Com
este escrito tenho a simples pretensão de relatar como foi que passei o dia
12/05/2016. Não o faço para lermos no nosso tempo, mas para que fique jogado
por aí um registro simples de como foi o dia do golpe pra um sujeito comum.
Iniciei
a quinta feira trabalhando. Acordei cedo e logo fui pegar o ônibus. Na noite anterior
encerrou-se, por conta do passar da hora, a sessão do senado que colocaria o
ponto final no impedimento da presidenta Dilma, com a intenção de que se
reiniciasse e se finalizasse a votação na quinta pela manhã. Foi estranho ver
que um dia tão marcante como este estava sendo na verdade um dia comum. No
ônibus estavam todos com as mesmas caras neutras, com fones de ouvido ou simplesmente
imersos em si mesmos. Fazia frio e era cedo. Pela janela via as pessoas em seus
carros irem trabalhar com as mesmas caras. Nas ruas operários agasalhados davam
seguimentos às obras. Garis varriam as ruas. Moradores de rua bebiam ou
mendigavam. Nos bares os trabalhadores tomavam seus cafés. Nas esquinas algumas
pessoas agasalhadas papeavam com as mãos nos bolso. Neste trajeto não vi
bandeiras nem buzinassos. Não vi nem ouvi marchas. Ninguém no ônibus comentava
sobre isso. Estávamos ali, todos brasileiros, trabalhadores e ocupados. Sem se
falar sobre um descarado golpe que ocorria naquele dia. Com a mesma apatia
cotidiana. Logo cedo já havia sido confirmado o impedimento da presidenta e
ainda assim nada. Nem risos ou lágrimas: só motores roncando e o barulho da
catraca.
Neste
dia iria para um município do interior realizar uma ação de educação permanente
com trabalhadores da saúde. Entrando na instituição fui saudado pelos guardas,
que davam risada e falavam coisas da vida. Um deles cerrou a cara quando me
viu, pois não me conhecia. Avisei que iria aguardar pela equipe e ele, ainda
desconfiado, disse para que eu esperasse sentado. Voltaram então para seu papo
particular. Logo que entrei na sala da equipe conheci o motorista da prefeitura
da cidade do interior. Era alto, magro e falava com sotaque "gringo",
comum da serra. Vestia um boné e roupas simples. Ficamos esperando o resto da
equipe na sala e trocamos algumas palavras, mas nada sobre a política. Na
verdade, conversamos como se fosse um dia trivial. Meus colegas de equipe logo
chegaram e demos início à viagem. Do começo ao fim falamos detalhadamente de
memórias infantis, animais de estimação, relação com irmãos, época escolar etc.

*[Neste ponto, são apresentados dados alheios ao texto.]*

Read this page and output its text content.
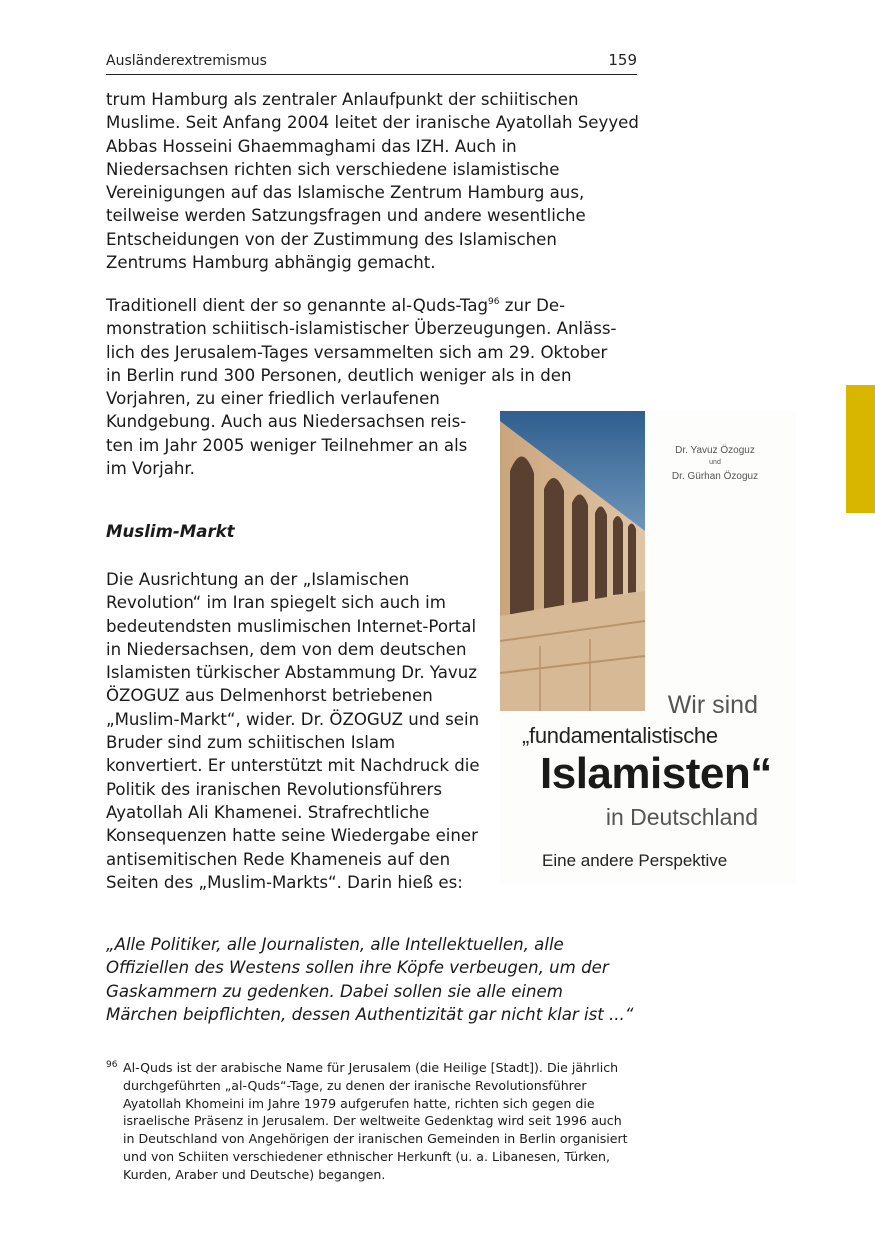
Ausländerextremismus	159

trum Hamburg als zentraler Anlaufpunkt der schiitischen Muslime. Seit Anfang 2004 leitet der iranische Ayatollah Seyyed Abbas Hosseini Ghaemmaghami das IZH. Auch in Niedersachsen richten sich verschiedene islamistische Vereinigungen auf das Islamische Zentrum Hamburg aus, teilweise werden Satzungsfragen und andere wesentliche Entscheidungen von der Zustimmung des Islamischen Zentrums Hamburg abhängig gemacht.

Traditionell dient der so genannte al-Quds-Tag$^{96}$ zur De-
monstration schiitisch-islamistischer Überzeugungen. Anläss-
lich des Jerusalem-Tages versammelten sich am 29. Oktober
in Berlin rund 300 Personen, deutlich weniger als in den
Vorjahren, zu einer friedlich verlaufenen
Kundgebung. Auch aus Niedersachsen reis-
ten im Jahr 2005 weniger Teilnehmer an als
im Vorjahr.

Muslim-Markt

Die Ausrichtung an der „Islamischen Revolution“ im Iran spiegelt sich auch im bedeutendsten muslimischen Internet-Portal in Niedersachsen, dem von dem deutschen Islamisten türkischer Abstammung Dr. Yavuz ÖZOGUZ aus Delmenhorst betriebenen „Muslim-Markt“, wider. Dr. ÖZOGUZ und sein Bruder sind zum schiitischen Islam konvertiert. Er unterstützt mit Nachdruck die Politik des iranischen Revolutionsführers Ayatollah Ali Khamenei. Strafrechtliche Konsequenzen hatte seine Wiedergabe einer antisemitischen Rede Khameneis auf den Seiten des „Muslim-Markts“. Darin hieß es:

„Alle Politiker, alle Journalisten, alle Intellektuellen, alle Offiziellen des Westens sollen ihre Köpfe verbeugen, um der Gaskammern zu gedenken. Dabei sollen sie alle einem Märchen beipflichten, dessen Authentizität gar nicht klar ist ...“

96 Al-Quds ist der arabische Name für Jerusalem (die Heilige [Stadt]). Die jährlich durchgeführten „al-Quds“-Tage, zu denen der iranische Revolutionsführer Ayatollah Khomeini im Jahre 1979 aufgerufen hatte, richten sich gegen die israelische Präsenz in Jerusalem. Der weltweite Gedenktag wird seit 1996 auch in Deutschland von Angehörigen der iranischen Gemeinden in Berlin organisiert und von Schiiten verschiedener ethnischer Herkunft (u. a. Libanesen, Türken, Kurden, Araber und Deutsche) begangen.
Dr. Yavuz Özoguz
und
Dr. Gürhan Özoguz
Wir sind
„fundamentalistische
Islamisten“
in Deutschland
Eine andere Perspektive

Menos ou muito pouco sobre o golpe. Pela janela do carro também via as pessoas
tocando suas vidas normalmente. Ninguém com camisa do Brasil ou bandeiras
vermelhas. Na verdade todos apressados e agasalhados, olhando para o chão
caminhando. A viagem foi tranquila e fiquei surpreso com a forte cerração na
estrada. No whatsapp vi, em um grupo de amigos, algumas piadas acontecendo com
a Dilma. No meio virtual as pessoas alardeavam em primeira mão tudo. Mas na
vida real não via ninguém surpreso ou se mobilizando.
Chegamos
na hora do almoço. No pequeno município vi as ruas vazias. Não vi pessoas
animadas ou indignadas. Mas vi bandeiras... da Itália! Em uns 5 ou 6
estabelecimentos. Nenhuma do Brasil. Nenhuma vermelha. No restaurante passava
na televisão a saída e o discurso de Dilma. Ninguém, nem nós, prestava atenção.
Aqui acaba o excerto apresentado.